The large credit expansion of the years 2006-2008, especially to the real estate sector, led to a real estate “bubble”. As a result, the real estate prices collapsed, causing a large increase in the non-performing loans (NPL) that were collateralised by real estate.
To date, loan origination remains at extremely low levels and consequently the ability of buyers to buy property is low and the property prices remain depressed. This is what I had described as the “cyclical” effect of the lending criteria and policies employed by the Cypriot banks during the boom.
Many times, particularly during the inexorable rise in property prices in the period 2004-2008, the banks in Cyprus “underestimated” the credit risks implicit in mortgage loans. This could be attributed to various reasons, such as the lack of sophisticated systems of risk assessment and the lack of reliable data and information. The main reason, however, is that the continuous increase in property prices created a false sense of security in Cypriot banks and led to further credit expansion.
This behaviour was one of the main reasons that kept property prices ever increasing, and led to the subsequent deterioration of the loan portfolios of domestic banks. Currently, the sharp decline in property prices and the depreciation of mortgaged properties increases the credit risk and the bank capital requirements even further. The shortage in the supply of credit by the banks, reduces the demand in properties, commercial investments etc., inevitably reinforcing the downward trend of real estate prices.
The Central Bank of Cyprus (CBC) and the banks themselves have to consider the consequences of the property prices decline and the restructuring of their portfolios and adapt their policies accordingly. In order to do this, collection of data for all mortgaged properties, as well as data analysis using statistical/ econometric models and cartographic tools are needed. Using such tools, they can, for example, calculate the geographical concentration of properties/mortgages, the risk assessment to the sale/ divestment of specific properties in specific areas, etc.

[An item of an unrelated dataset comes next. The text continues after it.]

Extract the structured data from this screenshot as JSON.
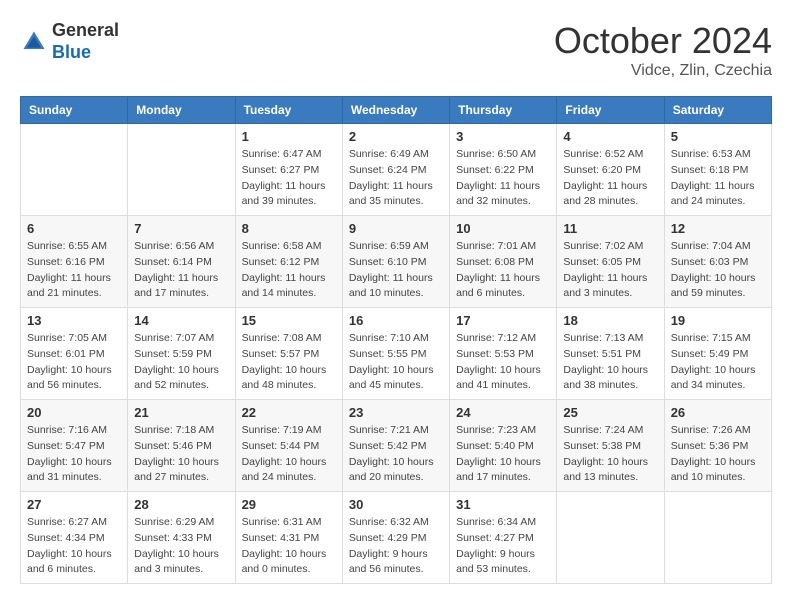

The purchase of properties has become more vulnerable to the fluctuations of the prices because of the banking system influence. Theoretically, the decision of granting a loan must be based on long- term projections regarding the future value of the financed property until the repayment of the loan. Also, the repayment ability of the borrower has to be assessed and seriously considered. The lack of adequate information on the evaluation of the prevailing market trends and the possible future prices, however, prevents a correct evaluation. The funding decisions as a result, are primarily based on the prices of similar properties during that period.
The experience from international markets indicates that property prices are subject to considerable fluctuations, which may or may not coincide with the “economic cycles”. Under certain circumstances, these fluctuations may be reinforced and become much more intense due to the credit policy applied by credit institutions, when this policy is of cyclical nature. In any case, monitoring the evolvement of property prices should be of direct interest to the monetary and supervisory authorities. As the recent experience from the domestic financial crisis points out, the sharp decline of property prices may have a significant impact on the banking sector and thus on the real economy of the country.
It is not a big surprise that both the authorities and the banks are reviewing their credit rating systems and their methods of monitoring mortgages/ properties so as to better manage their portfolios.